Henstedt-Ulzburger Nachrichten

An der AKN in Ulzburg-Süd: Müllplatz pfui, Fahrradparkplätze hui

Noch nicht Fahrradreif: der Müllplatz an der AKN ist voller Glasscherben, Foto von heute

Seit Jahren versprechen Henstedt-Ulzburgs Ortsentscheider mehr Fahrradparkplätze an den AKN-Bahnhöfen zu schaffen, nun könnte es tatsächlich etwas werden. Dicker Zuspruch vergangene Woche für eine SPD-Idee, den Platz der nicht mehr vorhandenen Papiercontainer am AKN-Müllcontainerplatz den Fahrradfahrern zur Verfügung zu stellen.
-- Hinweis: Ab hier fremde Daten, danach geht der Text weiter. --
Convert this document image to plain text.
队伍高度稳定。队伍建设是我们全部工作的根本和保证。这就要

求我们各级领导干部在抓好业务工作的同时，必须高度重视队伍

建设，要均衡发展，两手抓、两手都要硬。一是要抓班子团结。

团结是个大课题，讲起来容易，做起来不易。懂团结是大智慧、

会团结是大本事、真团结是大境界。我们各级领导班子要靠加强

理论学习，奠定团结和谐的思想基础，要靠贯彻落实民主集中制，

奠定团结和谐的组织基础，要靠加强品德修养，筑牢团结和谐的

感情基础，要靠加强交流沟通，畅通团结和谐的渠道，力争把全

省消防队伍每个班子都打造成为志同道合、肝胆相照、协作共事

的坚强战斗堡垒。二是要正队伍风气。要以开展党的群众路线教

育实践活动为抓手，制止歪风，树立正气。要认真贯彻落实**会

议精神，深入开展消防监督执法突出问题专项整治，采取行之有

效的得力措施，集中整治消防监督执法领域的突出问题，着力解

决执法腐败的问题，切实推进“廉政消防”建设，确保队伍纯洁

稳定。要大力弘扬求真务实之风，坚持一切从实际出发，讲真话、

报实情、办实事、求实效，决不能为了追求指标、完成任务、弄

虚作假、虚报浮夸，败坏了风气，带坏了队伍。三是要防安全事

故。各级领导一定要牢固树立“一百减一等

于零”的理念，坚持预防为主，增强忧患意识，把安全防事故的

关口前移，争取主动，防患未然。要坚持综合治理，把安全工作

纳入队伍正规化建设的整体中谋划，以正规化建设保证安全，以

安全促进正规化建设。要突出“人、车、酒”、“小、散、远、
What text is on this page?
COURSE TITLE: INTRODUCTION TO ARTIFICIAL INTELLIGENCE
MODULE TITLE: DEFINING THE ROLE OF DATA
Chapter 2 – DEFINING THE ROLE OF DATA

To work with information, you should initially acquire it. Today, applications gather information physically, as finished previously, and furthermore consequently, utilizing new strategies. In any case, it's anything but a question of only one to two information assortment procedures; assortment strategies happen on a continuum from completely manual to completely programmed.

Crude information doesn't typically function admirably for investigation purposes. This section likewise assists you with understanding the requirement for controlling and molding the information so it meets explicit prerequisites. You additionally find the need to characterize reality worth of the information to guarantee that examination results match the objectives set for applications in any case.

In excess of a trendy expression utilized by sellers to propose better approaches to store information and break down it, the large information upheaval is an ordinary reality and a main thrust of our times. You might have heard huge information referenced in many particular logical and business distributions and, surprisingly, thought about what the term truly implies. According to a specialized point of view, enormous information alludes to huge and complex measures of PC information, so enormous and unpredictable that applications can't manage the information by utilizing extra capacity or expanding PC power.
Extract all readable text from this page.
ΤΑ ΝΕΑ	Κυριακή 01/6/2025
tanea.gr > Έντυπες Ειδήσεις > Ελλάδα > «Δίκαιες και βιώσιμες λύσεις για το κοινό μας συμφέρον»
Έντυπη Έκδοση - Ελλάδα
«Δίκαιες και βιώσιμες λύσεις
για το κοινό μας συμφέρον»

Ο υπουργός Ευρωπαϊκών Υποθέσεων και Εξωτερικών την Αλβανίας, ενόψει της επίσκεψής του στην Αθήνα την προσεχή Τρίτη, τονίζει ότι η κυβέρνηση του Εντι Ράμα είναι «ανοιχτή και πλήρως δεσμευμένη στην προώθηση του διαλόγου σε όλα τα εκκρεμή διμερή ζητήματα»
SPD-Fraktionschef Horst Ostwald: „Wo früher mal die Papiercontainer waren, zu prüfen, ob die Flächen geeignet wären, das ist unser Antrag.“

Die Sozialdemokraten hatten den Vorschlag bereits im April eingereicht, seit Mai stand die Idee dann immer wieder auf den Tagesordnungen des Planungs- und Bauausschusses, wurde aber aus Zeitgründen nie behandelt.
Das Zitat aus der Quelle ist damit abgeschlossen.